Since then, I began feeling awkwark around him. I was thinking about him all day, dreaming of a relationship, and get depressed... How many times I told myself to accept, but now I know I was never comfortable with me being gay. And the past days I see that there's something that made him sad too. It made me believe even more that he is feeling the same way.

Last 2 nights there was a party, I decided to drink (which I don't usually do), I thought about him, and cried in front of people. He didn't seem to care much. The next morning I decided to tell him my feeling.

I told him I liked him for a long time, and that also means I'm gay. But he said he's "a normal person". The reason he's been sad the past days is because he's just recently break up with his girlfriend in his home city. He began telling me the story between him and his past girlfriend, (Fuck, before he once said he really appriciates the girls' beauty but never had one girlfriend - don't know where I should believe), tell me it's normal, and he's willing to talk to me, be a psychologist of mine...

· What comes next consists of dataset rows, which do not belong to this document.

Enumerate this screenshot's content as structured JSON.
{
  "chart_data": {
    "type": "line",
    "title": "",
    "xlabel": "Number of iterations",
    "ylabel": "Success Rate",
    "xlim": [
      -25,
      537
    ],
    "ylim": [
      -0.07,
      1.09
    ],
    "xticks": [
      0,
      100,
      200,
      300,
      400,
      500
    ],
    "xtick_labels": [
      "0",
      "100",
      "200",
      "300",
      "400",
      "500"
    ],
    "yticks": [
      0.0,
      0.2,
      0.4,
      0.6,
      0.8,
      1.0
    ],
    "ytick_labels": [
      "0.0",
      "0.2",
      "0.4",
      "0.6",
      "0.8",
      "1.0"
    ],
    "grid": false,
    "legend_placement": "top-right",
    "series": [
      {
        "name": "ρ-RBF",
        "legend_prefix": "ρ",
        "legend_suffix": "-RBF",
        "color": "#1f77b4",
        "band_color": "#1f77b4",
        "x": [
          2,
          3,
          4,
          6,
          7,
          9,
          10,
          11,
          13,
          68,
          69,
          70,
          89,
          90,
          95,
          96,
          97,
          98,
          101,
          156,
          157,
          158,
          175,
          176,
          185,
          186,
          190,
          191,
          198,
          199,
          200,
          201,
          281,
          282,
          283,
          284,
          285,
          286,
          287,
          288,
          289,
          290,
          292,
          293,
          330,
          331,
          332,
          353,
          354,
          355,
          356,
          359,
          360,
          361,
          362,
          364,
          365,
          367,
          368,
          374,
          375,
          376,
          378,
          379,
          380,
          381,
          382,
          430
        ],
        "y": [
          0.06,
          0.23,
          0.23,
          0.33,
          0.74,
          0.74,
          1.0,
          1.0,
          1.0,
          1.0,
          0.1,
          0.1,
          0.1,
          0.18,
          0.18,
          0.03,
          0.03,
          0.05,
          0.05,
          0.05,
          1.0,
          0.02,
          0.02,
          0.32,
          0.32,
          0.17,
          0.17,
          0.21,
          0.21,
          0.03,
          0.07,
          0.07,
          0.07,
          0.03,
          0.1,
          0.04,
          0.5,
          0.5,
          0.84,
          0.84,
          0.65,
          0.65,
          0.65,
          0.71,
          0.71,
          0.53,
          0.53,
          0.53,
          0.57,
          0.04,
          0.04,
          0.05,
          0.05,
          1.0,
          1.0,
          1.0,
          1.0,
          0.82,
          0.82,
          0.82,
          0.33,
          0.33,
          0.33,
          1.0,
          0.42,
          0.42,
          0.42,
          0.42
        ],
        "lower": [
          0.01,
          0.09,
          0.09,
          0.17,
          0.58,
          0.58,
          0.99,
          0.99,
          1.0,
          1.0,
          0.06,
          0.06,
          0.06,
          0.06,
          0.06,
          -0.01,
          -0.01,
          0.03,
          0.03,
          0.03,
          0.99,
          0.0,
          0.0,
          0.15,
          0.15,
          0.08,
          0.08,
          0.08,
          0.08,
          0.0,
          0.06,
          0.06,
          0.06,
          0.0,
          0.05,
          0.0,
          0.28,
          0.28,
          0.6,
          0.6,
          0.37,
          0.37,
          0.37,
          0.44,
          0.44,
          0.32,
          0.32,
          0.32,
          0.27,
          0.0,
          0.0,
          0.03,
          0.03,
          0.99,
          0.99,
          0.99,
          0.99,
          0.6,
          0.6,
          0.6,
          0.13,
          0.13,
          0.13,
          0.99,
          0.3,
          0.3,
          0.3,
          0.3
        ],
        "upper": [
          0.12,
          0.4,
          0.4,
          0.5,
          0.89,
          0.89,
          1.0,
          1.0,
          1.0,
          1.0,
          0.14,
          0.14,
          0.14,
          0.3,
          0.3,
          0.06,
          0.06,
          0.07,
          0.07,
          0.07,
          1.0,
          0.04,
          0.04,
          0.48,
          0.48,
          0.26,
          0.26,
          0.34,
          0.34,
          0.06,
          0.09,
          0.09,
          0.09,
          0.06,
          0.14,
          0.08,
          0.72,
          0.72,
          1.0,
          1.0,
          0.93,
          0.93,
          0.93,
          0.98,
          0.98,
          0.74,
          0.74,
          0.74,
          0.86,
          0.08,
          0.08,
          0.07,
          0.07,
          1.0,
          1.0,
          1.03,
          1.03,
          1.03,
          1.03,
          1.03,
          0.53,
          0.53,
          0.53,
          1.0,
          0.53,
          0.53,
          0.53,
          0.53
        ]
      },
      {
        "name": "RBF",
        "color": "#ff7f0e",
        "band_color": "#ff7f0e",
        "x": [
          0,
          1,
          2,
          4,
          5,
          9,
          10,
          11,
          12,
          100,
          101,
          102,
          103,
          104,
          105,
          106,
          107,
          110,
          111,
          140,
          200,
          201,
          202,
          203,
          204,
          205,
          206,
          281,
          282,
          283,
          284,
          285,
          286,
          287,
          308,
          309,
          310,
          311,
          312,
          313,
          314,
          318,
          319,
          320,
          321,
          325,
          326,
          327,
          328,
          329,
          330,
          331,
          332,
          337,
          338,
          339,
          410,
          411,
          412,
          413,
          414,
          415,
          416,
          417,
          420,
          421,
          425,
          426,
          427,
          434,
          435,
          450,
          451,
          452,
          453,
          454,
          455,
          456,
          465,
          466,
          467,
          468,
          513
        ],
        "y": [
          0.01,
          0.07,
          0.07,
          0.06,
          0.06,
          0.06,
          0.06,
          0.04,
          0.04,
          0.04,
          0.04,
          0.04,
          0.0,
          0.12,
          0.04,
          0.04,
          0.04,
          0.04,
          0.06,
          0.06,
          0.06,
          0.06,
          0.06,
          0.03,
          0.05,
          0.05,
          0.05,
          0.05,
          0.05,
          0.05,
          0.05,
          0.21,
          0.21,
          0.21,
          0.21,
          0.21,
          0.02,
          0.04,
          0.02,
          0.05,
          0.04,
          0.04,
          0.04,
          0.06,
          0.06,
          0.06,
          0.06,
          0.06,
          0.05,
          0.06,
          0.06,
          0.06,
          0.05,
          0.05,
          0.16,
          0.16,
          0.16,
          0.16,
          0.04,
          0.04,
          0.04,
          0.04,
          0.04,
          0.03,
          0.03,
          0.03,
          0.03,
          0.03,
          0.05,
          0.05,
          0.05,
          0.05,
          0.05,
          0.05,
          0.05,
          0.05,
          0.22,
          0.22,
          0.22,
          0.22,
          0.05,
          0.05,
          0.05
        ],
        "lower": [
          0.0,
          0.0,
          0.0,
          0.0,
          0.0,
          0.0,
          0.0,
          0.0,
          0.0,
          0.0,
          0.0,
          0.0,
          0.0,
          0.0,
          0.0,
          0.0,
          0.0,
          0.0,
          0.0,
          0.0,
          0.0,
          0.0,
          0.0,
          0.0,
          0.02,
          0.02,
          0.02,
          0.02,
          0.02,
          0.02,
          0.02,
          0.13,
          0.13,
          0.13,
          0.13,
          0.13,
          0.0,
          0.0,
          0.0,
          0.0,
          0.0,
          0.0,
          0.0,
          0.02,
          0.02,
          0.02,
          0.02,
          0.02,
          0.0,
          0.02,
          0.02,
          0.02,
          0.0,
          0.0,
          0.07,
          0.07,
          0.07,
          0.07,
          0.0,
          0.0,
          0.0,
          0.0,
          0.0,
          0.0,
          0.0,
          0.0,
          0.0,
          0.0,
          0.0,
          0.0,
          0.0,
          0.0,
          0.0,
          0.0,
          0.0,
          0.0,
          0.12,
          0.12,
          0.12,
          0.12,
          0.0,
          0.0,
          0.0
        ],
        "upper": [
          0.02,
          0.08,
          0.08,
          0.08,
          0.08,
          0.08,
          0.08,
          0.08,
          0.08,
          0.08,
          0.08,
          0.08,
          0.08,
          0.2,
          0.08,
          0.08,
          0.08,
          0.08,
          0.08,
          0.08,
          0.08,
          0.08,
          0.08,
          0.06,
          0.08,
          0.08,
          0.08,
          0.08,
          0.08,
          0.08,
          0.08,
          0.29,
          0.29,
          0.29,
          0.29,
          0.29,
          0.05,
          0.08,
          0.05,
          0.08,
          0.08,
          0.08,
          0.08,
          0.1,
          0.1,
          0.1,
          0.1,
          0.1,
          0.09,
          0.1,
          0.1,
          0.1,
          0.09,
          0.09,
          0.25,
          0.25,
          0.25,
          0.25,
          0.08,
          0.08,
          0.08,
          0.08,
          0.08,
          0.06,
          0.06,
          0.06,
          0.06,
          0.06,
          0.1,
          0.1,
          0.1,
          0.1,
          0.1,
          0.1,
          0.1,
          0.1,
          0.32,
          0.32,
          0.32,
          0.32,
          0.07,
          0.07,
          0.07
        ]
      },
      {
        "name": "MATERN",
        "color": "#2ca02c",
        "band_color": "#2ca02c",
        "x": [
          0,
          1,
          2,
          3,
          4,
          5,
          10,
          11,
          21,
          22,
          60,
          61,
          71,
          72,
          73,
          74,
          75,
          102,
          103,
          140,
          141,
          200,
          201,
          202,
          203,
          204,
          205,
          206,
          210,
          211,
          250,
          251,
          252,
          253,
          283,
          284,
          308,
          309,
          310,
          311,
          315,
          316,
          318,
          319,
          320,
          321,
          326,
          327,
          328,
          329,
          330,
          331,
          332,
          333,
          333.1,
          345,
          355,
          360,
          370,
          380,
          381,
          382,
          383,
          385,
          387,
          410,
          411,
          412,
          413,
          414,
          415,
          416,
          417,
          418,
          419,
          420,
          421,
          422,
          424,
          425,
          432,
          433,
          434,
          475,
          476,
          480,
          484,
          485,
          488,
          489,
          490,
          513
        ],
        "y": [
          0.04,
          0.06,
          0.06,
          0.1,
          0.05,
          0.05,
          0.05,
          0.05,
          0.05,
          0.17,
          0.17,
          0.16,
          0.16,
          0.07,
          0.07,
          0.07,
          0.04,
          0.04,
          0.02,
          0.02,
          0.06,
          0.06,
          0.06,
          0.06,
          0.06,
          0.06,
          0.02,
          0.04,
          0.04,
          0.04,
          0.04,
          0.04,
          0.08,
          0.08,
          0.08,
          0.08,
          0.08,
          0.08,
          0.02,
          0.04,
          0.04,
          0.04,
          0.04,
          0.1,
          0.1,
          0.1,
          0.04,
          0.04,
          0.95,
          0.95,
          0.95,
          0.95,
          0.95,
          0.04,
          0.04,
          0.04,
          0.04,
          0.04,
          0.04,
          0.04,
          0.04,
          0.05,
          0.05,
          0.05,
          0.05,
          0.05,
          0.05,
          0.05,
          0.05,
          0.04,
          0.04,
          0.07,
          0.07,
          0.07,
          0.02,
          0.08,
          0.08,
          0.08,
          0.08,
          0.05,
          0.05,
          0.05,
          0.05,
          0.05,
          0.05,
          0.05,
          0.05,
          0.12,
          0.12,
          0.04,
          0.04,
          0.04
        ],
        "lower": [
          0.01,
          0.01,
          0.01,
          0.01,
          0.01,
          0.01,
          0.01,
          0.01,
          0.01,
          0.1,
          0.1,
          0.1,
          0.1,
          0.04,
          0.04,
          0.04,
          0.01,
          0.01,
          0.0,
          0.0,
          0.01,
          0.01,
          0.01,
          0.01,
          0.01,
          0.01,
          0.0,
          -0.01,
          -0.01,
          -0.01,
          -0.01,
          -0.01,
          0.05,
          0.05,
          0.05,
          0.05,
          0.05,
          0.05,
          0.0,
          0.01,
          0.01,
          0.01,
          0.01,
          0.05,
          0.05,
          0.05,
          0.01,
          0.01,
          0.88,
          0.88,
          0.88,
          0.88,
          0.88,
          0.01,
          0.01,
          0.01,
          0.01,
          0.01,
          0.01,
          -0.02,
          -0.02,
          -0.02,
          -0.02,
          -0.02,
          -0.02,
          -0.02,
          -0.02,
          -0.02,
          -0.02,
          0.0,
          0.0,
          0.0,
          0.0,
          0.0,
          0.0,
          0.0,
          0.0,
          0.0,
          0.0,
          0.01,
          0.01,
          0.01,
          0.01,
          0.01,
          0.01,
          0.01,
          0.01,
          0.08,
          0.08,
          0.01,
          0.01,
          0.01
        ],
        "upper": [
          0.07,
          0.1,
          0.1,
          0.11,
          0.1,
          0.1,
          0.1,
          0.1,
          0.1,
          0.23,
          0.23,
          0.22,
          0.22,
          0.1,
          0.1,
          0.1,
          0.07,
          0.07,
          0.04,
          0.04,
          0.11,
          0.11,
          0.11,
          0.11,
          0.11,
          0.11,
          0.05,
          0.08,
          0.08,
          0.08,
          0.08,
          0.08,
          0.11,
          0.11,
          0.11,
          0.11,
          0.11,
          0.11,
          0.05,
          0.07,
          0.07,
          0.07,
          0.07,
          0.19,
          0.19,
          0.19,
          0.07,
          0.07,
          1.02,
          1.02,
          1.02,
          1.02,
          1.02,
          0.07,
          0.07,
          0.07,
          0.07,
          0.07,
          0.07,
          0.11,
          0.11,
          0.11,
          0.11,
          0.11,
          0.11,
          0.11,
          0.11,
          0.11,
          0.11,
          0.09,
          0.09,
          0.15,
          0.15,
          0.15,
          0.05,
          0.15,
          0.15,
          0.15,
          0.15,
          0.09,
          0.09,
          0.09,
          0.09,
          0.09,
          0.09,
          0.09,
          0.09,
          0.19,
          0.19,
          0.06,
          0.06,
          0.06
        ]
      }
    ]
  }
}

Well I've been so depressed for the past 2 days, just lying in my bed and thinking around. But feel a little better now. Guess I need some time to get over this, and continue to live this lonely life.

peaceNlove
May 6th, 2013, 01:10 AM
That's so awesome that you came out! I came out to only two people that i personally know so far. Ill eventually come out to other people im getting closer to. This site is the first public place i came out on but no one i know in my personal life goes on here. But sorry about the guy you like:/ tbh it sounded to me like he is gay but is not as open to it as you are starting to be. I say give this time and maybe he'll feel comfortable and if he isn't gay, there are other fish in the sea.

johnsmith1
May 6th, 2013, 05:57 AM
It's a shame that he's not quite openly shown the same feeings towards you as you do to him. It's nice that he's willing to talk with you - some could be cruel and throw that back at you. Just talk with him - it sounds like you just need to clear the air and get the wiight off your shoulders.